Lorsque je suis né en 1939, la rue King compte un grand nombre de familles nombreuses. Rares sont celles, comme la mienne, qui n'ont que deux enfants. Par contre dans notre cour, les Grenier en ont cinq, les Baril trois et plus tard cinq. Chez nos voisins, les familles nombreuses comprennent les Genest, Lachance, Bernatchez, Samson, Perron et bien d'autres.

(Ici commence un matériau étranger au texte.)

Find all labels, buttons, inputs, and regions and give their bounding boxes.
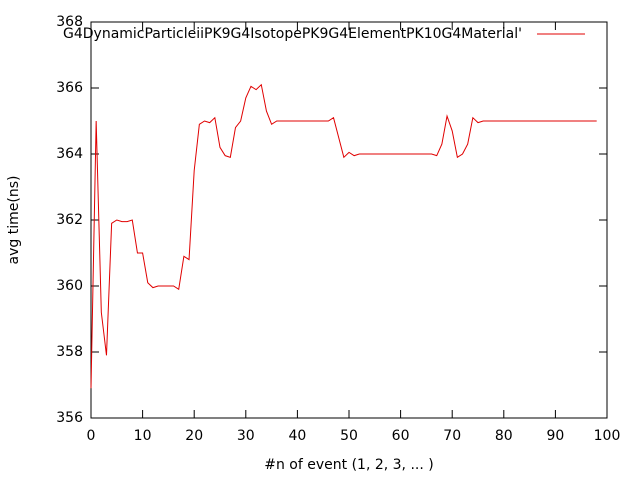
data-line: [90, 83, 597, 389]
x-tick-label: 10: [134, 428, 152, 444]
y-tick-label: 366: [56, 80, 83, 96]
plot-frame: [90, 21, 608, 419]
y-tick-label: 364: [56, 146, 83, 162]
y-tick-label: 358: [56, 344, 83, 360]
legend-label: G4DynamicParticleiiPK9G4IsotopePK9G4Elem…: [63, 26, 522, 42]
x-tick-label: 60: [392, 428, 410, 444]
y-axis-label: avg time(ns): [6, 176, 22, 265]
x-tick-label: 90: [546, 428, 564, 444]
y-tick-label: 356: [56, 410, 83, 426]
x-axis-label: #n of event (1, 2, 3, ... ): [264, 457, 433, 473]
x-tick-label: 40: [288, 428, 306, 444]
x-tick-label: 50: [340, 428, 358, 444]
y-tick-label: 368: [56, 14, 83, 30]
x-tick-label: 100: [594, 428, 621, 444]
x-tick-label: 20: [185, 428, 203, 444]
y-tick-label: 360: [56, 278, 83, 294]
x-tick-label: 70: [443, 428, 461, 444]
x-tick-label: 0: [87, 428, 96, 444]
x-tick-label: 80: [495, 428, 513, 444]
x-tick-label: 30: [237, 428, 255, 444]
y-tick-label: 362: [56, 212, 83, 228]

Il y a de l'activité dans cette petite rue : le poste de policiers-pompiers avec la balance publique, la boulangerie Lamontagne au coin de Saint-Joseph, l'abattoir de la boucherie Antoine Genest presque dans notre cour, l'imprimerie Maurice Beaudoin, l'imprimerie Edmond Desmarais, monsieur Payeur qui répare les meubles, Donat Huot et son atelier de mécanique, le nettoyeur Léo Grégoire, le salon de coiffure Maria Bilodeau, le magasin de meubles Châteauneuf vendeur des laveuses Beatty ainsi que le bureau d'assurances de mon père Hubert Roberge.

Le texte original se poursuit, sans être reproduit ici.